A heartbroken father has pleaded for more to be done to raise awareness of the deadly meningitis strain that killed his daughter.
Pharmacology student Paawan Purba, who was passionate about curing diseases, died at the age of 20 last month after contracting the MenW strain, which does not present the symptoms traditionally associated with meningitis.
Paawan, who studied at the University of East London, went to university a year before the MenACWY vaccine against the strain was made available.
She was originally diagnosed with a flu-like virus after her parents, Baldev and Jasmeelsher, tested her for traditional meningitis symptoms such as a visible rash.
As her mother slept next to her on the morning she died, Paawan whispered to her: "Whatever you do, do not leave me".
A few hours later she was rushed to hospital after becoming unresponsive and breathing heavily. She died later that morning.
"If someone had told me that there is a strain out there that does not have the traditional symptoms then I would have been aware," Mr Purba told the Telegraph.
"I have lost my daughter to something that looked like a normal viral condition. We are just staring into nothingness, thinking she only had a flu, because they were the symptoms we were looking at."
The MenW strain has a higher associated death rate than other strains, with a 13 per cent fatality rate compared to a rate of between five and ten per cent for other strains.
"It's out there," Mr Purba said. "People are dying from it. If you need an example, then use this to make sure no one else dies from it. There is just no need for it.
"I just lost my child and there is the potential for someone else to lose their child. That's what governments, ministers and health professionals should care about, that we should not be losing anyone else to something that is controllable.
"The second part of it is to make parents aware that this does not manifest itself with the traditional symptoms of meningitis."
Paawan was feeling well when she returned to her home in Hounslow from her part-time pub job. The next day, though, she developed a high temperature, had no appetite and had aches and pains in her neck. Her local GP surgery recommended she drank lots of water and took paracetamol, because the illness was likely to be a virus.
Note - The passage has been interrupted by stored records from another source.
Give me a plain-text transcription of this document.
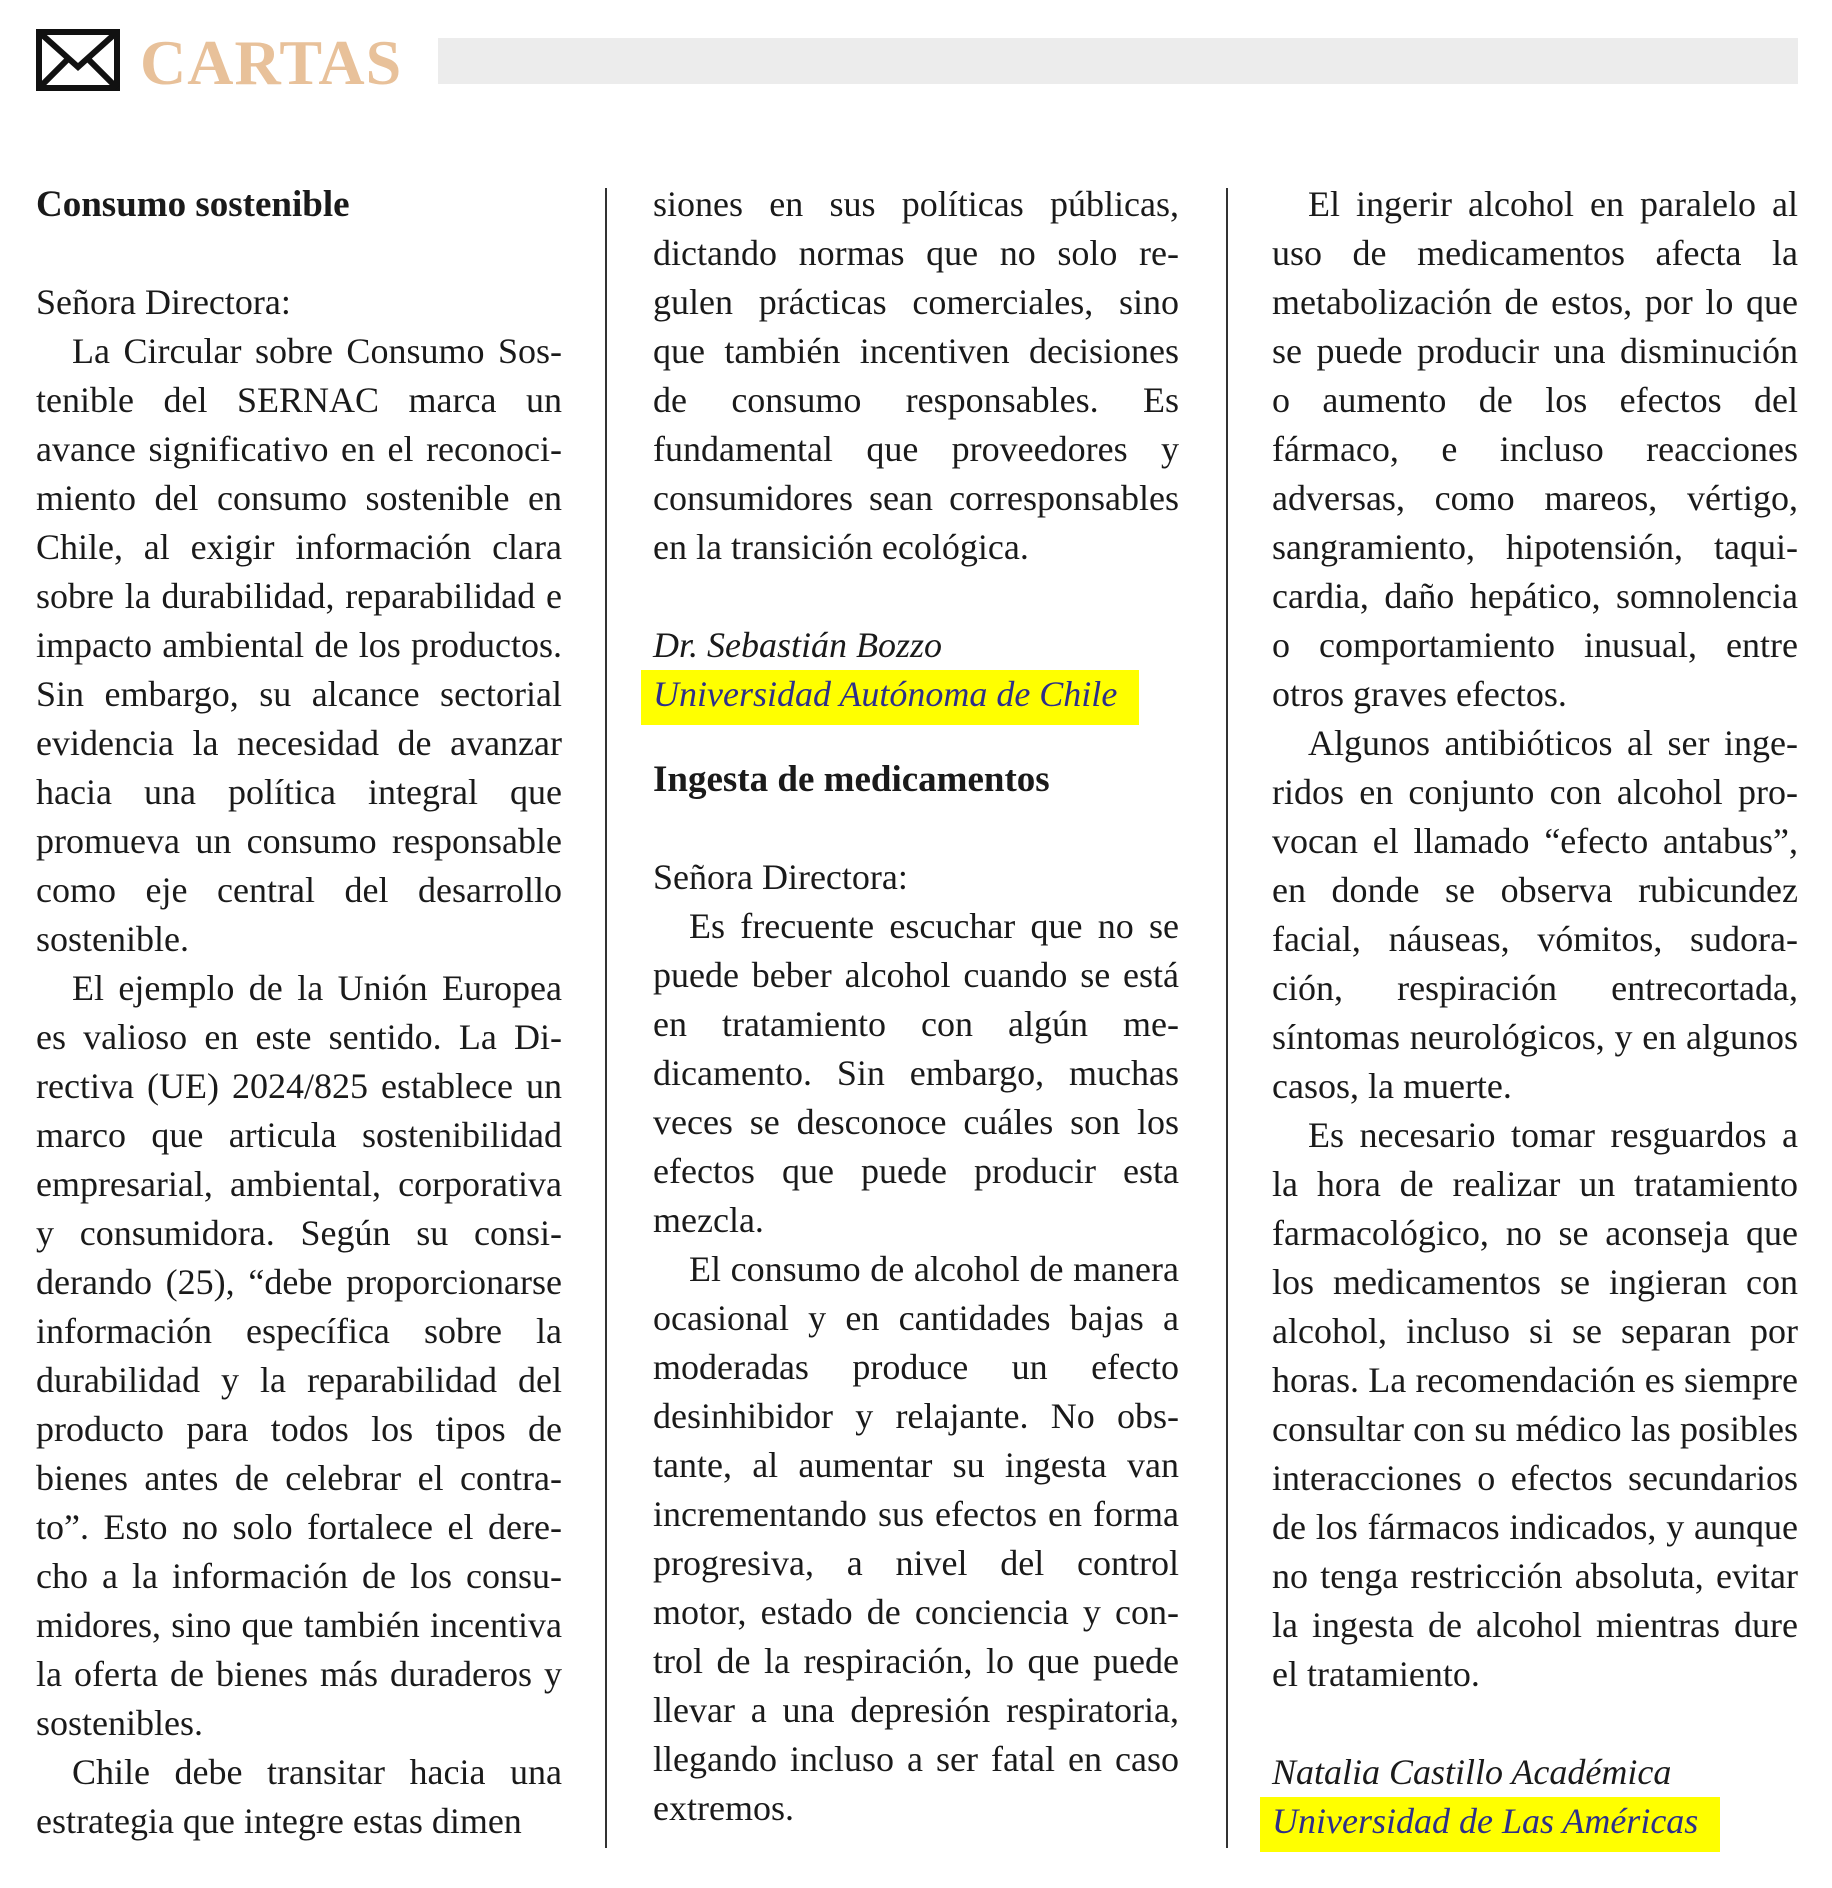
CARTAS
Consumo sostenible
Señora Directora:

La Circular sobre Consumo Sostenible del SERNAC marca un avance significativo en el reconocimiento del consumo sostenible en Chile, al exigir información clara sobre la durabilidad, reparabilidad e impacto ambiental de los productos. Sin embargo, su alcance sectorial evidencia la necesidad de avanzar hacia una política integral que promueva un consumo responsable como eje central del desarrollo sostenible.

El ejemplo de la Unión Europea es valioso en este sentido. La Directiva (UE) 2024/825 establece un marco que articula sostenibilidad empresarial, ambiental, corporativa y consumidora. Según su considerando (25), “debe proporcionarse información específica sobre la durabilidad y la reparabilidad del producto para todos los tipos de bienes antes de celebrar el contrato”. Esto no solo fortalece el derecho a la información de los consumidores, sino que también incentiva la oferta de bienes más duraderos y sostenibles.

Chile debe transitar hacia una estrategia que integre estas dimen

siones en sus políticas públicas, dictando normas que no solo regulen prácticas comerciales, sino que también incentiven decisiones de consumo responsables. Es fundamental que proveedores y consumidores sean corresponsables en la transición ecológica.

Dr. Sebastián Bozzo
Universidad Autónoma de Chile
Ingesta de medicamentos
Señora Directora:

Es frecuente escuchar que no se puede beber alcohol cuando se está en tratamiento con algún medicamento. Sin embargo, muchas veces se desconoce cuáles son los efectos que puede producir esta mezcla.

El consumo de alcohol de manera ocasional y en cantidades bajas a moderadas produce un efecto desinhibidor y relajante. No obstante, al aumentar su ingesta van incrementando sus efectos en forma progresiva, a nivel del control motor, estado de conciencia y control de la respiración, lo que puede llevar a una depresión respiratoria, llegando incluso a ser fatal en caso extremos.

El ingerir alcohol en paralelo al uso de medicamentos afecta la metabolización de estos, por lo que se puede producir una disminución o aumento de los efectos del fármaco, e incluso reacciones adversas, como mareos, vértigo, sangramiento, hipotensión, taquicardia, daño hepático, somnolencia o comportamiento inusual, entre otros graves efectos.

Algunos antibióticos al ser ingeridos en conjunto con alcohol provocan el llamado “efecto antabus”, en donde se observa rubicundez facial, náuseas, vómitos, sudoración, respiración entrecortada, síntomas neurológicos, y en algunos casos, la muerte.

Es necesario tomar resguardos a la hora de realizar un tratamiento farmacológico, no se aconseja que los medicamentos se ingieran con alcohol, incluso si se separan por horas. La recomendación es siempre consultar con su médico las posibles interacciones o efectos secundarios de los fármacos indicados, y aunque no tenga restricción absoluta, evitar la ingesta de alcohol mientras dure el tratamiento.

Natalia Castillo Académica
Universidad de Las Américas
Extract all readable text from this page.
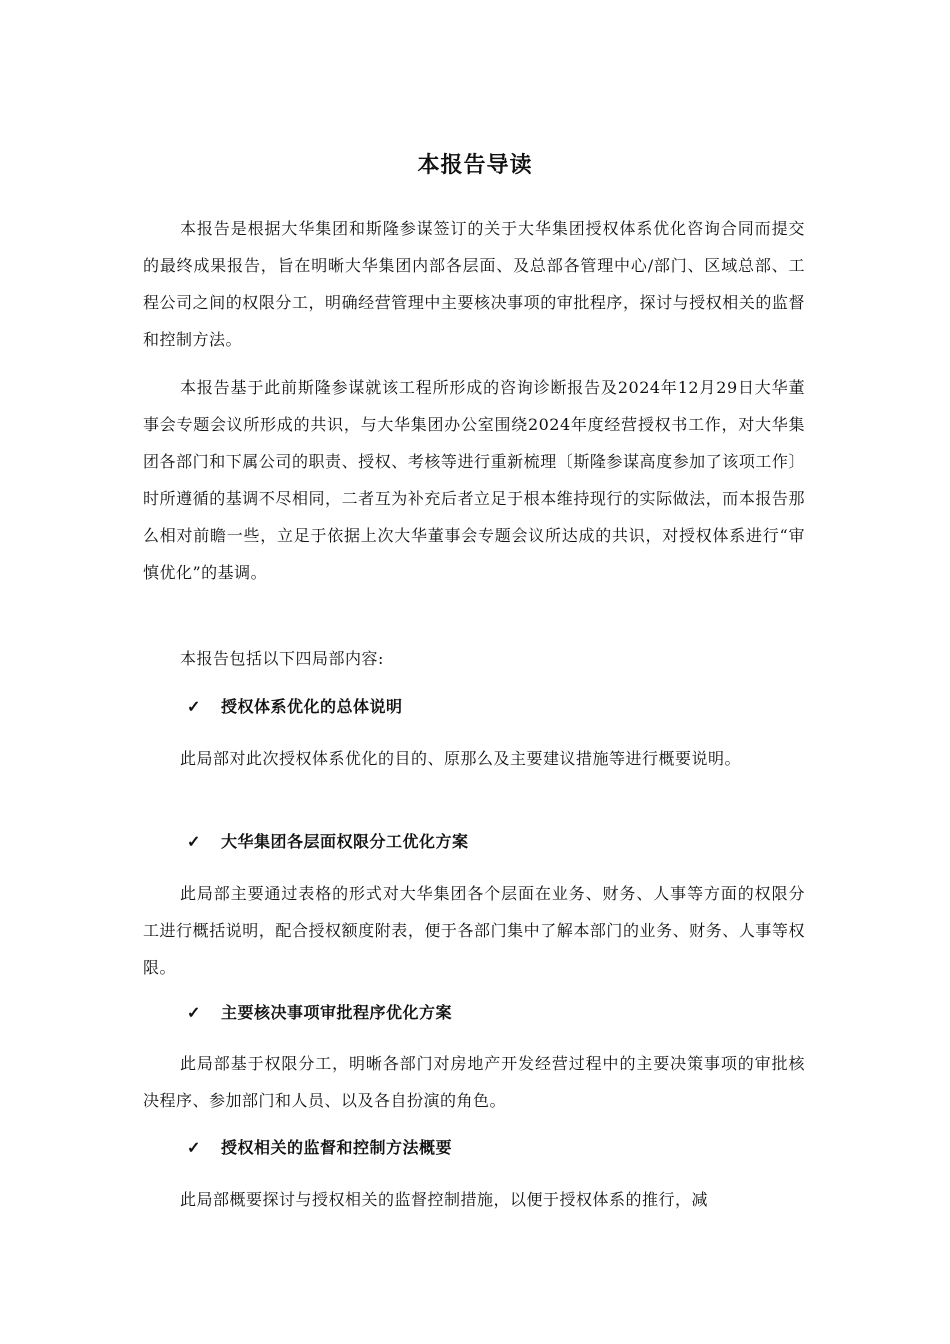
本报告导读

本报告是根据大华集团和斯隆参谋签订的关于大华集团授权体系优化咨询合同而提交的最终成果报告，旨在明晰大华集团内部各层面、及总部各管理中心/部门、区域总部、工程公司之间的权限分工，明确经营管理中主要核决事项的审批程序，探讨与授权相关的监督和控制方法。

本报告基于此前斯隆参谋就该工程所形成的咨询诊断报告及2024年12月29日大华董事会专题会议所形成的共识，与大华集团办公室围绕2024年度经营授权书工作，对大华集团各部门和下属公司的职责、授权、考核等进行重新梳理〔斯隆参谋高度参加了该项工作〕时所遵循的基调不尽相同，二者互为补充后者立足于根本维持现行的实际做法，而本报告那么相对前瞻一些，立足于依据上次大华董事会专题会议所达成的共识，对授权体系进行“审慎优化”的基调。

本报告包括以下四局部内容:

✓ 授权体系优化的总体说明

此局部对此次授权体系优化的目的、原那么及主要建议措施等进行概要说明。

✓ 大华集团各层面权限分工优化方案

此局部主要通过表格的形式对大华集团各个层面在业务、财务、人事等方面的权限分工进行概括说明，配合授权额度附表，便于各部门集中了解本部门的业务、财务、人事等权限。

✓ 主要核决事项审批程序优化方案

此局部基于权限分工，明晰各部门对房地产开发经营过程中的主要决策事项的审批核决程序、参加部门和人员、以及各自扮演的角色。

✓ 授权相关的监督和控制方法概要

此局部概要探讨与授权相关的监督控制措施，以便于授权体系的推行，减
By Friday night she felt no better, and her mother woke in the early hours of Saturday morning to find her unresponsive.
Since her death, more than £8,000 (NZ$14,500) has been raised for the Meningitis Research Foundation.
"If the money we raise can go into research and help save a life then surely that has got to be a positive thing," Mr Purba said. "If I can rest in the knowledge that someone else has not lost their life, that another parent is not going through the pain I am feeling, then that will be the positive I am taking from this. That has got to be the best outcome."
Paawan was described as someone who "smiled all the time" and a had a "positive outlook" on life.
"She truly believed she could make a difference," Mr Purba, 48, a telecoms engineer, said. "And she did. Everyone we have spoken to, she seemed to have some sort of relationship with them.
"She cared about everyone. She wanted to listen to what everyone was saying and she tried to make people feel better. She always put someone else before her.
"I would say that she was an absolutely typical university student. She was loving life for life itself."